Public Exchange™ has already received widespread attention in Southern California and a growing awareness on the national and even global stage.
For example, a Public Exchange project with the United Nations Foundation studied which terms used by scientists to communicate climate change were confusing to a lay audience and which might work better. Led by principal investigator Wändi Bruine de Bruin, Provost Professor of Public Policy, Psychology, and Behavioral Science, study participants said some of the terms used in recent reports issued by the Intergovernmental Panel on Climate Change (IPCC), such as “carbon neutral” and “mitigation,” were too complex to understand. Other terms, such as “adaptation,” were misunderstood in the context of climate change. Participants then suggested simpler, alternative language. The study was published in a special edition of Climatic Change, with Bruine de Bruin presenting her findings at COP26, the global conference held in Glasgow, Scotland, in November 2021 to try to limit climate change.
Miller is excited about Public Exchange’s early success and capacity to improve communities the world over. But she is also enthusiastic that her idea could spread to other research universities just like Stanford’s tech transfer model did years ago.

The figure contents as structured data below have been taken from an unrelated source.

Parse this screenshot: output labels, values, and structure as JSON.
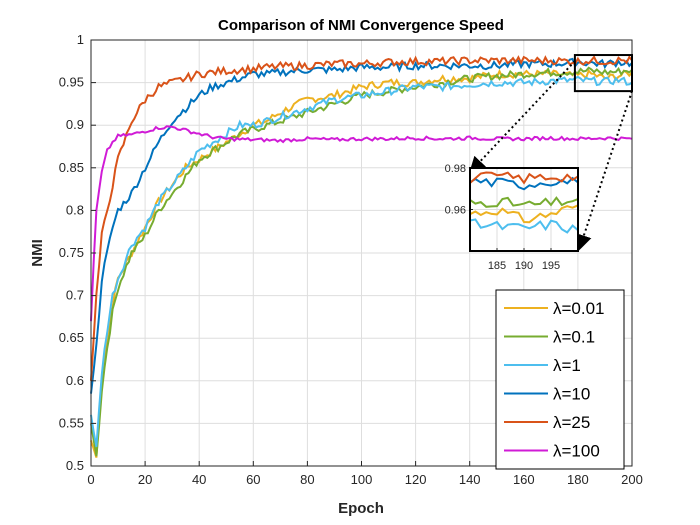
{
  "chart_data": {
    "type": "line",
    "title": "Comparison of NMI Convergence Speed",
    "xlabel": "Epoch",
    "ylabel": "NMI",
    "xlim": [
      0,
      200
    ],
    "ylim": [
      0.5,
      1.0
    ],
    "x_ticks": [
      "0",
      "20",
      "40",
      "60",
      "80",
      "100",
      "120",
      "140",
      "160",
      "180",
      "200"
    ],
    "y_ticks": [
      "0.5",
      "0.55",
      "0.6",
      "0.65",
      "0.7",
      "0.75",
      "0.8",
      "0.85",
      "0.9",
      "0.95",
      "1"
    ],
    "grid": true,
    "legend_position": "bottom-right",
    "series": [
      {
        "name": "λ=0.01",
        "color": "#EDB120",
        "x": [
          0,
          2,
          4,
          6,
          8,
          10,
          15,
          20,
          25,
          30,
          35,
          40,
          45,
          50,
          55,
          60,
          65,
          70,
          80,
          90,
          100,
          110,
          120,
          130,
          140,
          150,
          160,
          170,
          180,
          185,
          190,
          195,
          200
        ],
        "y": [
          0.53,
          0.51,
          0.6,
          0.65,
          0.69,
          0.72,
          0.75,
          0.78,
          0.81,
          0.83,
          0.85,
          0.86,
          0.87,
          0.88,
          0.89,
          0.9,
          0.905,
          0.915,
          0.93,
          0.935,
          0.945,
          0.95,
          0.95,
          0.955,
          0.955,
          0.96,
          0.96,
          0.96,
          0.958,
          0.96,
          0.955,
          0.958,
          0.962
        ]
      },
      {
        "name": "λ=0.1",
        "color": "#77AC30",
        "x": [
          0,
          2,
          4,
          6,
          8,
          10,
          15,
          20,
          25,
          30,
          35,
          40,
          45,
          50,
          55,
          60,
          65,
          70,
          80,
          90,
          100,
          110,
          120,
          130,
          140,
          150,
          160,
          170,
          180,
          185,
          190,
          195,
          200
        ],
        "y": [
          0.55,
          0.51,
          0.59,
          0.64,
          0.68,
          0.71,
          0.75,
          0.77,
          0.8,
          0.82,
          0.84,
          0.86,
          0.87,
          0.88,
          0.89,
          0.895,
          0.9,
          0.905,
          0.915,
          0.925,
          0.935,
          0.94,
          0.945,
          0.95,
          0.955,
          0.958,
          0.96,
          0.962,
          0.963,
          0.964,
          0.962,
          0.963,
          0.965
        ]
      },
      {
        "name": "λ=1",
        "color": "#4DBEEE",
        "x": [
          0,
          2,
          4,
          6,
          8,
          10,
          15,
          20,
          25,
          30,
          35,
          40,
          45,
          50,
          55,
          60,
          65,
          70,
          80,
          90,
          100,
          110,
          120,
          130,
          140,
          150,
          160,
          170,
          180,
          185,
          190,
          195,
          200
        ],
        "y": [
          0.56,
          0.52,
          0.61,
          0.66,
          0.7,
          0.72,
          0.76,
          0.78,
          0.81,
          0.83,
          0.85,
          0.87,
          0.88,
          0.89,
          0.9,
          0.9,
          0.905,
          0.91,
          0.92,
          0.93,
          0.935,
          0.94,
          0.945,
          0.945,
          0.948,
          0.95,
          0.95,
          0.952,
          0.953,
          0.952,
          0.951,
          0.953,
          0.95
        ]
      },
      {
        "name": "λ=10",
        "color": "#0072BD",
        "x": [
          0,
          2,
          4,
          6,
          8,
          10,
          15,
          20,
          25,
          30,
          35,
          40,
          45,
          50,
          55,
          60,
          65,
          70,
          80,
          90,
          100,
          110,
          120,
          130,
          140,
          150,
          160,
          170,
          180,
          185,
          190,
          195,
          200
        ],
        "y": [
          0.585,
          0.64,
          0.72,
          0.75,
          0.78,
          0.8,
          0.82,
          0.85,
          0.88,
          0.905,
          0.92,
          0.935,
          0.945,
          0.95,
          0.955,
          0.96,
          0.96,
          0.962,
          0.965,
          0.965,
          0.968,
          0.968,
          0.97,
          0.97,
          0.97,
          0.97,
          0.972,
          0.972,
          0.974,
          0.973,
          0.972,
          0.974,
          0.973
        ]
      },
      {
        "name": "λ=25",
        "color": "#D95319",
        "x": [
          0,
          2,
          4,
          6,
          8,
          10,
          15,
          20,
          25,
          30,
          35,
          40,
          45,
          50,
          55,
          60,
          65,
          70,
          80,
          90,
          100,
          110,
          120,
          130,
          140,
          150,
          160,
          170,
          180,
          185,
          190,
          195,
          200
        ],
        "y": [
          0.6,
          0.7,
          0.77,
          0.8,
          0.83,
          0.86,
          0.905,
          0.93,
          0.945,
          0.95,
          0.955,
          0.96,
          0.962,
          0.964,
          0.965,
          0.966,
          0.968,
          0.969,
          0.97,
          0.972,
          0.972,
          0.974,
          0.975,
          0.975,
          0.976,
          0.976,
          0.976,
          0.976,
          0.975,
          0.976,
          0.975,
          0.976,
          0.976
        ]
      },
      {
        "name": "λ=100",
        "color": "#D01BD6",
        "x": [
          0,
          1,
          2,
          4,
          6,
          8,
          10,
          15,
          20,
          25,
          30,
          35,
          40,
          45,
          50,
          60,
          70,
          80,
          90,
          100,
          110,
          120,
          130,
          140,
          150,
          160,
          170,
          180,
          190,
          200
        ],
        "y": [
          0.67,
          0.74,
          0.8,
          0.845,
          0.87,
          0.88,
          0.887,
          0.889,
          0.893,
          0.897,
          0.898,
          0.894,
          0.89,
          0.886,
          0.884,
          0.883,
          0.882,
          0.884,
          0.883,
          0.884,
          0.884,
          0.885,
          0.884,
          0.885,
          0.884,
          0.884,
          0.885,
          0.884,
          0.885,
          0.884
        ]
      }
    ],
    "inset": {
      "xlim": [
        180,
        200
      ],
      "ylim": [
        0.94,
        0.98
      ],
      "x_ticks": [
        "185",
        "190",
        "195"
      ],
      "y_ticks": [
        "0.96",
        "0.98"
      ]
    }
  }
}
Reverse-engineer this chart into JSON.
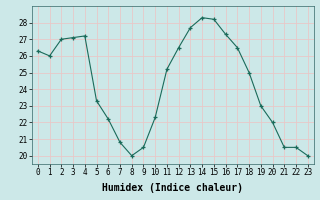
{
  "x": [
    0,
    1,
    2,
    3,
    4,
    5,
    6,
    7,
    8,
    9,
    10,
    11,
    12,
    13,
    14,
    15,
    16,
    17,
    18,
    19,
    20,
    21,
    22,
    23
  ],
  "y": [
    26.3,
    26.0,
    27.0,
    27.1,
    27.2,
    23.3,
    22.2,
    20.8,
    20.0,
    20.5,
    22.3,
    25.2,
    26.5,
    27.7,
    28.3,
    28.2,
    27.3,
    26.5,
    25.0,
    23.0,
    22.0,
    20.5,
    20.5,
    20.0
  ],
  "xlim": [
    -0.5,
    23.5
  ],
  "ylim": [
    19.5,
    29.0
  ],
  "yticks": [
    20,
    21,
    22,
    23,
    24,
    25,
    26,
    27,
    28
  ],
  "xticks": [
    0,
    1,
    2,
    3,
    4,
    5,
    6,
    7,
    8,
    9,
    10,
    11,
    12,
    13,
    14,
    15,
    16,
    17,
    18,
    19,
    20,
    21,
    22,
    23
  ],
  "xlabel": "Humidex (Indice chaleur)",
  "line_color": "#1a6b5a",
  "marker": "+",
  "marker_size": 3,
  "bg_color": "#cce8e8",
  "grid_color": "#e8c8c8",
  "tick_fontsize": 5.5,
  "xlabel_fontsize": 7
}
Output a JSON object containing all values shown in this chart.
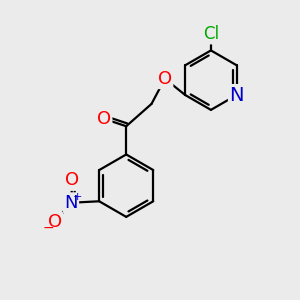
{
  "bg_color": "#ebebeb",
  "bond_color": "#000000",
  "atom_colors": {
    "O": "#ff0000",
    "N_pyridine": "#0000cc",
    "N_nitro": "#0000cc",
    "Cl": "#00aa00",
    "O_nitro": "#ff0000"
  },
  "font_size_atoms": 13,
  "font_size_cl": 12,
  "line_width": 1.6,
  "fig_size": [
    3.0,
    3.0
  ],
  "dpi": 100
}
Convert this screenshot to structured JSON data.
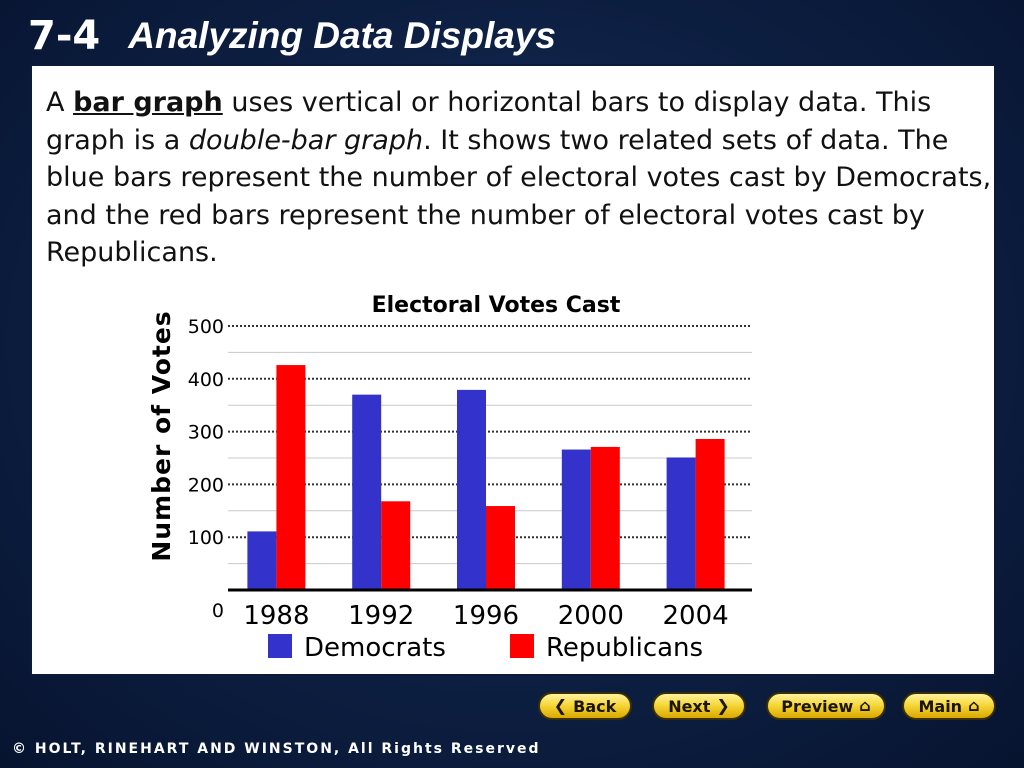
{
  "slide": {
    "section_number": "7-4",
    "title": "Analyzing Data Displays"
  },
  "intro": {
    "lead": "A ",
    "term": "bar graph",
    "sentence1_rest": " uses vertical or horizontal bars to display data.",
    "sentence2_lead": " This graph is a ",
    "sentence2_em": "double-bar graph",
    "sentence2_rest": ". It shows two related sets of data. The blue bars represent the number of electoral votes cast by Democrats, and the red bars represent the number of electoral votes cast by Republicans."
  },
  "chart_data": {
    "type": "bar",
    "title": "Electoral Votes Cast",
    "xlabel": "",
    "ylabel": "Number of Votes",
    "categories": [
      "1988",
      "1992",
      "1996",
      "2000",
      "2004"
    ],
    "series": [
      {
        "name": "Democrats",
        "color": "#3333cc",
        "values": [
          111,
          370,
          379,
          266,
          251
        ]
      },
      {
        "name": "Republicans",
        "color": "#ff0000",
        "values": [
          426,
          168,
          159,
          271,
          286
        ]
      }
    ],
    "ylim": [
      0,
      500
    ],
    "yticks": [
      "0",
      "100",
      "200",
      "300",
      "400",
      "500"
    ],
    "grid": true,
    "legend_position": "bottom"
  },
  "nav": {
    "back_label": "Back",
    "next_label": "Next",
    "preview_label": "Preview",
    "main_label": "Main",
    "button_color": "#f6d83a"
  },
  "footer": {
    "copyright": "© HOLT, RINEHART AND WINSTON, All Rights Reserved"
  }
}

In addition to the tangible societal benefits, she hopes that this new model will reinvigorate the social contract between universities and the public. The increased visibility of research in action will remind those outside of academia why America’s research universities are so vital to society at large.
“Imagine how much collective impact can be made when every other university adopts our model,” said Miller. “Tens of thousands of faculty experts around the country engaged in the same way, helping to solve problems and driving progress.”